La recente normativa da parte del governo che prevede la possibilità di un’alternativa monetaria alla reclusione nei Centri per il Rimpatrio (CPR), lascia non pochi dubbi e perplessità, sia in relazione alla moralità della decisione, che in relazione alla sua opportunità ed efficacia. Non è immediatamente comprensibile perché e a che scopo si voglia istituire questa “via privilegiata” per coloro che possono permettersi il pagamento di una cifra significativa rispetto a quelli che invece versano in condizioni di grave indigenza.
Vi è, a mio parere, anzitutto una evidente contradizione logica: se la immigrazione irregolare è un problema grave della nostra comunità nazionale, così come sostengono i sostenitori dei CPR, (tanto da ritenere giustificato la reclusione di un soggetto che fino a quel momento non ha compiuto alcun reato penale) c’è da chiedersi perché tale pericolosità venga attenuata o addirittura risolta con il pagamento di una garanzia monetaria. Se un individuo è pericoloso lo è a prescindere dal fatto che possa permettersi di versare allo stato una cauzione di qualche migliaio di euro.
La seconda perplessità riguarda l’idea stessa di pretendere una cauzione per tutelarsi da eventuali fughe (immagino sia questo l’intento principale della misura). Parliamo di persone che provengono da paesi africani drammaticamente poveri e che hanno, probabilmente, già versato una grossa cifra per attraversare il mediterraneo. Per quale motivo ci si possa attendere che abbiano delle ulteriori disponibilità finanziarie è piuttosto strano. Oltretutto questa misura rischia di innescare un prevedibile effetto collaterale, ossia che non possedendo la quella richiesta, e nel tentativo di evitare una reclusione dolorosa, non trovino di meglio che delinquere e rubare.

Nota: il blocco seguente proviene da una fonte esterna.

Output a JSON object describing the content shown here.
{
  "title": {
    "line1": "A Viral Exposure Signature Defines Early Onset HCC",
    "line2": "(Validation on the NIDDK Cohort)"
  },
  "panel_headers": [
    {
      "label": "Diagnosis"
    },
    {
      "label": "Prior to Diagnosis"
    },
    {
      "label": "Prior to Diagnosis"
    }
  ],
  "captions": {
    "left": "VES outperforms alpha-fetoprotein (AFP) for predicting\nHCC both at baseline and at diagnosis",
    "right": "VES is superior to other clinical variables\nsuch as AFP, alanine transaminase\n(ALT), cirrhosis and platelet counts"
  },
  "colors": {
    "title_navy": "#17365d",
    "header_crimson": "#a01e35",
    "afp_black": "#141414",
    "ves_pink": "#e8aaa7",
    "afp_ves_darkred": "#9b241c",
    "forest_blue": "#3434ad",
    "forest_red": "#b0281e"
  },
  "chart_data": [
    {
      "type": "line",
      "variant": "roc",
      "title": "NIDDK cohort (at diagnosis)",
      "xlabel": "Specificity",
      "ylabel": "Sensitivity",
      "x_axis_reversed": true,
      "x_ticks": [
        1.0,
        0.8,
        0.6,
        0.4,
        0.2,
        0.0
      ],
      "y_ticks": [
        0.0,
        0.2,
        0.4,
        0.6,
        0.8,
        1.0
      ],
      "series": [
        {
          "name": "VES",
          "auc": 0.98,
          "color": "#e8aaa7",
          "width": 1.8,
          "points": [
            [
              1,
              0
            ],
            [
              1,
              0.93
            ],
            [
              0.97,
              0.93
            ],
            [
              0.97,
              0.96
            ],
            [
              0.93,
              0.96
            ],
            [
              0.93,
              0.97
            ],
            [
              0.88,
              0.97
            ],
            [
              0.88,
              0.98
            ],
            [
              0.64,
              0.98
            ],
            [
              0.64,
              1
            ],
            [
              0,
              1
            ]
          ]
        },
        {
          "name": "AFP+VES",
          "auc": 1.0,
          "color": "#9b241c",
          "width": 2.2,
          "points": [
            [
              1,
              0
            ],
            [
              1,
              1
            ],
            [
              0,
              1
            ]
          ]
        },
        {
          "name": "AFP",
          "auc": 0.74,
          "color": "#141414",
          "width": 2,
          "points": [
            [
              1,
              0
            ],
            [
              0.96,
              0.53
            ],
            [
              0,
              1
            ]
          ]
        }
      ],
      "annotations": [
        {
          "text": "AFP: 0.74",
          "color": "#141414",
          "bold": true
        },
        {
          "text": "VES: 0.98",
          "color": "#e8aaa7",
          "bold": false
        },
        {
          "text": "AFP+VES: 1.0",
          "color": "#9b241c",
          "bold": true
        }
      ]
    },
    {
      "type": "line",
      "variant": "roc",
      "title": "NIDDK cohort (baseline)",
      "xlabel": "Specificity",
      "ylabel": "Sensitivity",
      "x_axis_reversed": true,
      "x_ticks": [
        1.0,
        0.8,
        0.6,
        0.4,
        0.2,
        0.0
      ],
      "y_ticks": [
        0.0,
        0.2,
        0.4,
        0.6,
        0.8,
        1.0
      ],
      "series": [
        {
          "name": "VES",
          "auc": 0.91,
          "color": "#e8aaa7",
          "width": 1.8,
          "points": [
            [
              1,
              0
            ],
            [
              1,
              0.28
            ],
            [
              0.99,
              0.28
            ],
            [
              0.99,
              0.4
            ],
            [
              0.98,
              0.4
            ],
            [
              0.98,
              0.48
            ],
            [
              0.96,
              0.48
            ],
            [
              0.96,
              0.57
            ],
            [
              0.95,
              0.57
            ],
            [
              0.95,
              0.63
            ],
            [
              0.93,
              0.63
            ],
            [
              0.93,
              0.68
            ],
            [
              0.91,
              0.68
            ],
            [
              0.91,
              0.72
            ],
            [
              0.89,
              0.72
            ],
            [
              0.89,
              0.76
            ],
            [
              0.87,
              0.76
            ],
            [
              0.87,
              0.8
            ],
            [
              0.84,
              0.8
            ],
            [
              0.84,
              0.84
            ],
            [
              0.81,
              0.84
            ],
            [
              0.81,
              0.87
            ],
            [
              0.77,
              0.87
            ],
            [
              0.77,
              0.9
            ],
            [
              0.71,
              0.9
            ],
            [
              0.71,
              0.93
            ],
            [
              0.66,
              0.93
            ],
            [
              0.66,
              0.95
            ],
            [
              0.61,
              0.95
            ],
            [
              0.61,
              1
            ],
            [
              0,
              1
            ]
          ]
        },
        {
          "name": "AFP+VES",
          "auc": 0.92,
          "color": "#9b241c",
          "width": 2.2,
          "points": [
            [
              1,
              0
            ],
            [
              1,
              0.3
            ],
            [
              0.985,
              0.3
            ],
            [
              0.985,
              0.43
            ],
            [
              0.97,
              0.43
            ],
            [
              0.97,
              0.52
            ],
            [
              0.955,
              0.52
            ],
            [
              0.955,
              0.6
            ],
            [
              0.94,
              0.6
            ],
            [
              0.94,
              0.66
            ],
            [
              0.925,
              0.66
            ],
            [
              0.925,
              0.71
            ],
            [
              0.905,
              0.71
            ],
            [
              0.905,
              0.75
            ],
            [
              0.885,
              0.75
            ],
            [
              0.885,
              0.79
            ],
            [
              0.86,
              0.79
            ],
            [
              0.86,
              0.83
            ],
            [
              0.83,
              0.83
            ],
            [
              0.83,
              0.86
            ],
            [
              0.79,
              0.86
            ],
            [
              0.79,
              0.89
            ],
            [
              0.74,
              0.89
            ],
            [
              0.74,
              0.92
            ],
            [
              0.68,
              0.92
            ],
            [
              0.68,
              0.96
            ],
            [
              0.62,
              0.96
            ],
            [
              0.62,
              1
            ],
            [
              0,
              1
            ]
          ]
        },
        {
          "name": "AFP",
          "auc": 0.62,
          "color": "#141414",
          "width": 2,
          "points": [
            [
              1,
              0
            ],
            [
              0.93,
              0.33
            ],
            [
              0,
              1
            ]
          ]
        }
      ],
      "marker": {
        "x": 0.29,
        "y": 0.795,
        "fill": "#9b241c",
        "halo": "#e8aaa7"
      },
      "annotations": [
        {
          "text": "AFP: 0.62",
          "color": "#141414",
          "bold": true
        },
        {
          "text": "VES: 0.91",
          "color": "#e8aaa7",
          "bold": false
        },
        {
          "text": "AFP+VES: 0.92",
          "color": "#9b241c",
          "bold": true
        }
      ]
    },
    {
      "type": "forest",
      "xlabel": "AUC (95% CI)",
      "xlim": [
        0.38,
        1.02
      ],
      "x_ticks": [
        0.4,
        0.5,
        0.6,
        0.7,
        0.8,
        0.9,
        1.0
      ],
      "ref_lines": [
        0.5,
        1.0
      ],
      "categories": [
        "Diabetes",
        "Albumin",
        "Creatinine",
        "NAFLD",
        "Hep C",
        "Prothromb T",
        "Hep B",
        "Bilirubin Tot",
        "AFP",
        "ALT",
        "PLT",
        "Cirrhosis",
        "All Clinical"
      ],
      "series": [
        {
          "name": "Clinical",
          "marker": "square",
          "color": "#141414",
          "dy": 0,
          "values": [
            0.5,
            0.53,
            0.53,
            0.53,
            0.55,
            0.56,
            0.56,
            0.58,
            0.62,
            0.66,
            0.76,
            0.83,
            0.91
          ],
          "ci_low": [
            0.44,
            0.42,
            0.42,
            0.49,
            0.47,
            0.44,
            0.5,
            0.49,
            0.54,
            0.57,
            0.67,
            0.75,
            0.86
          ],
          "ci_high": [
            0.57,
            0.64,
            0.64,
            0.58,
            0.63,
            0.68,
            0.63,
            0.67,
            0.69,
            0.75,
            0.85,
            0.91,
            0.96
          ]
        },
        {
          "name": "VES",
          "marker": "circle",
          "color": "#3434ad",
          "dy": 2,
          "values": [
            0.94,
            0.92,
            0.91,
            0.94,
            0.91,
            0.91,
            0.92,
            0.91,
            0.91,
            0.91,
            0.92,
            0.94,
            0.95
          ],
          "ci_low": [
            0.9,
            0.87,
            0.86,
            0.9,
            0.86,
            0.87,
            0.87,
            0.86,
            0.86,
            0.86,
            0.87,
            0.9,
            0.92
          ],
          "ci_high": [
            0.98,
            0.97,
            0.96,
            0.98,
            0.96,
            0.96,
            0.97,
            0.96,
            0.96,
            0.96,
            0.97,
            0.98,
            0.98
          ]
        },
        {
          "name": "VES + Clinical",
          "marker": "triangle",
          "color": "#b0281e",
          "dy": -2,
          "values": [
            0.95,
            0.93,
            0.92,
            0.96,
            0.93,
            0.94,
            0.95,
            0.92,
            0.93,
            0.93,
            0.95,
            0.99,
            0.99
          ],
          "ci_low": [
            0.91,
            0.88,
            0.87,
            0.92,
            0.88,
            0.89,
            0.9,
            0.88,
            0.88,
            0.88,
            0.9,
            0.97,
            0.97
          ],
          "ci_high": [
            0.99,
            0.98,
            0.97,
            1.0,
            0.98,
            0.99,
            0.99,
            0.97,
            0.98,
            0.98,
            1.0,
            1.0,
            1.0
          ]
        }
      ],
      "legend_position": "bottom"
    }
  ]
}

La possibilità poi che questa cifra diventi “merce di scambio” con organizzazioni malavitose e criminali, assai radicate nelle zone di primo sbarco degli immigrati, mi pare una possibilità non così remota ed irrealistica.
Vi è infine una questione non meno marginale di ordine morale: non abbiamo di fronte a noi criminali in colletto bianco, piccoli evasori fiscali o delinquenti recidivi. Si tratta di uomini, donne e bambini che fuggono da fame, guerre, persecuzioni, carestie e disastri naturali, che affrontano il rischio della morte in mare perché il pericolo è decisamente inferiore a quello che corrono nei loro paesi di origine (e già questo dovrebbe farci riflettere sulla gravità delle tragedie da cui fuggono). Sono i più disperati tra i disperati, gente talmente senza speranza che non esita a mettere a rischio la vita dei propri figli pur di garantire loro quanto meno una possibilità, per quanto piccola, di futuro. Ebbene, il solo fatto di imporre una caparra all’accoglienza mi pare qualcosa di ingiusto e disumano. È evidente che non possiamo accogliere tutti e che delle regola vanno pur definite e applicate per rendere praticabile l’ospitalità. Però non tutti i mezzi sono leciti, né ogni misura accettabile a raggiungere lo scopo.
Sottoscrivo quello che saggiamente ha affermato di recente il presidente Mattarella: “Abbiamo la percezione che è un fenomeno epocale che va governato con visione del futuro, non con provvedimenti improvvisati o tampone che risolvono qualche questione temporanea, ma che esaminino e affrontino il problema con una visione del futuro coraggiosa e nuova rispetto a un fenomeno così grande.” Ed ancora: “io credo che occorra, di fronte a un fenomeno così, pensare in maniera adeguata. Altrimenti sarebbe come usare strumenti rudimentali e superati di fronte a fenomeni totalmente nuovi. Anche per questo, ad esempio, le regole di Dublino sono preistoria. Voler regolare il fenomeno migratorio facendo riferimento agli Accordi di Dublino è come dire ‘realizziamo la comunicazione in Europa con le carrozze a cavalli’.”